Platte River spokesman Andy Boian said the firm bought a device from Datto that constantly snaps images of a server’s contents and connected it to the Clinton server at a New Jersey data storage facility. Platte River never asked Datto to beam the images to an off-site cloud storage node and never was billed for that service, he said. Company officials were bewildered when they learned of the cloud storage, he said.

“We said, ‘You have a cloud? You were told not to have a cloud.’ We never received an invoice for any cloud for the Clintons.’”

The source familiar with Datto’s account, however, said Platte River was billed for “private cloud” storage, which requires a cloud storage node. Because Platte River lacks one, the source said, the data bounced to Datto’s off-site cloud storage. The source said that senior Platte River officials may not have realized it, but company technicians “were managing the off-site storage throughout.”

McClatchy also reports that Clinton tried to get Platte River to, as they put it, “reduce the amount of emails it was backing up.” Personally I’d call that destroying evidence myself, and someone at Platte agreed:

In laying out facts gathered by the Senate Homeland Security and Governmental Affairs Committee, which he chairs, Wisconsin Sen. Johnson offered the first public confirmation that Clinton or her representatives had arranged for a backup of her email server after she left office in early 2013.

His letter also cited internal emails recounting requests in late 2014 and early 2015 from Clinton representatives for Platte River Networks to direct Datto to reduce the amount of her emails it was backing up. These communications led a Platte River employee to air suspicions that “this whole thing really is covering up some shaddy (sic) shit,” according to an excerpt of an email cited by Johnson.

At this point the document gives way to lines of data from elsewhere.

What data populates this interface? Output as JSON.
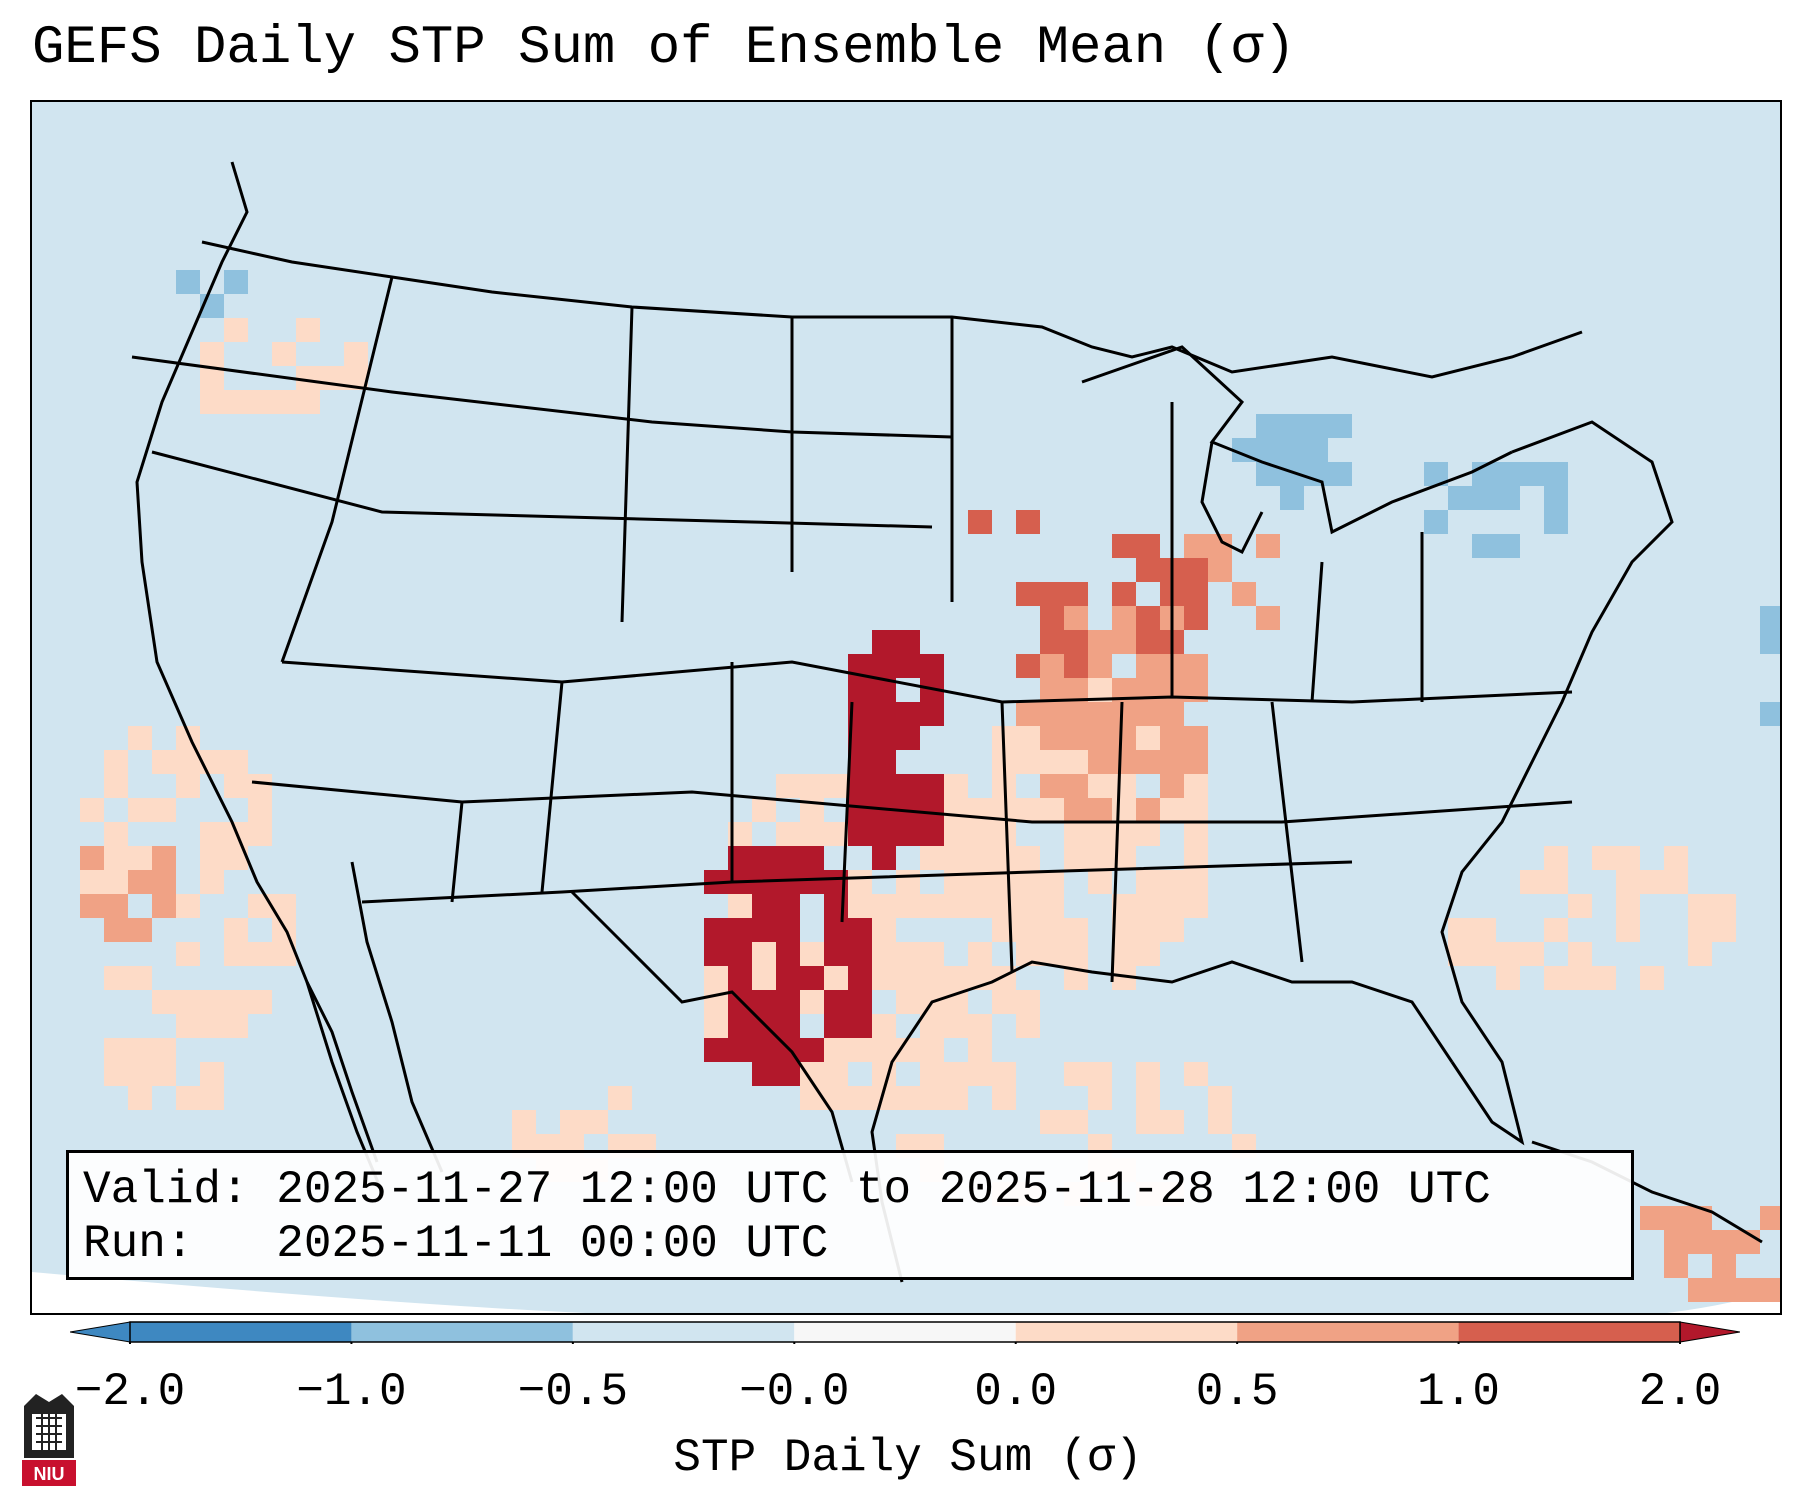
{
  "title": "GEFS Daily STP Sum of Ensemble Mean (σ)",
  "info": {
    "valid": "Valid: 2025-11-27 12:00 UTC to 2025-11-28 12:00 UTC",
    "run": "Run:   2025-11-11 00:00 UTC"
  },
  "colorbar": {
    "label": "STP Daily Sum (σ)",
    "ticks": [
      "−2.0",
      "−1.0",
      "−0.5",
      "−0.0",
      "0.0",
      "0.5",
      "1.0",
      "2.0"
    ],
    "colors": [
      "#3e88c1",
      "#8fc1de",
      "#d1e5f0",
      "#f7f7f7",
      "#fddbc7",
      "#f0a285",
      "#d65f4e",
      "#b2182b"
    ]
  },
  "colors": {
    "background_field": "#d1e5f0",
    "low_negative": "#8fc1de",
    "low_positive": "#fddbc7",
    "mid_positive": "#f0a285",
    "high_positive": "#d65f4e",
    "extreme_positive": "#b2182b"
  },
  "logo": {
    "icon": "niu-logo-icon",
    "text": "NIU"
  }
}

Platte River’s spokesman disputed this:

Boian said, however, that Platte River was asked to limit email retention to 30 days as soon as it was hired — a directive that never changed.

However, this is belied by Platte River’s private correspondence:

Despite Boian’s statement that Platte River set up a 30-day revolving retention policy for Clinton’s emails, Johnson’s letter noted that Platte River employees were directed to reduce the amount of email data being stored with each backup. Late this summer, Johnson wrote, a Platte River employee took note of this change and inquired whether the company could search its archives for an email from Clinton Executive Service Corp. directing such a reduction in October or November 2014 and then again around February, advising Platte River to save only emails sent during the most recent 30 days.

Those reductions would have occurred after the State Department requested that Clinton turn over her emails.

It was here that a Platte River employee voiced suspicions about a cover-up and sought to protect the company. “If we have it in writing that they told us to cut the backups,” the employee wrote, “and that we can go public with our statement saying we have had backups since day one, then we were told to trim to 30 days, it would make us look a WHOLE LOT better,” according to the email cited by Johnson.

Platte River, it seems, decided not to go with the CYA and decided to CCA instead.

To sum up:
-All 60,000 of Clinton’s emails were out there in the Cloud, and almost certainly ended up in the hands of hackers, and probably foreign governments.
-Clinton’s camp tried to destroy all the external copies of her emails that they could after the State Department contacted them requesting records. They didn’t know the emails had already left Platte, however.
-Despite all the crowing that McCarthy’s gaffe had ended this scandal, the media is still reporting on it and still finding new bombshells.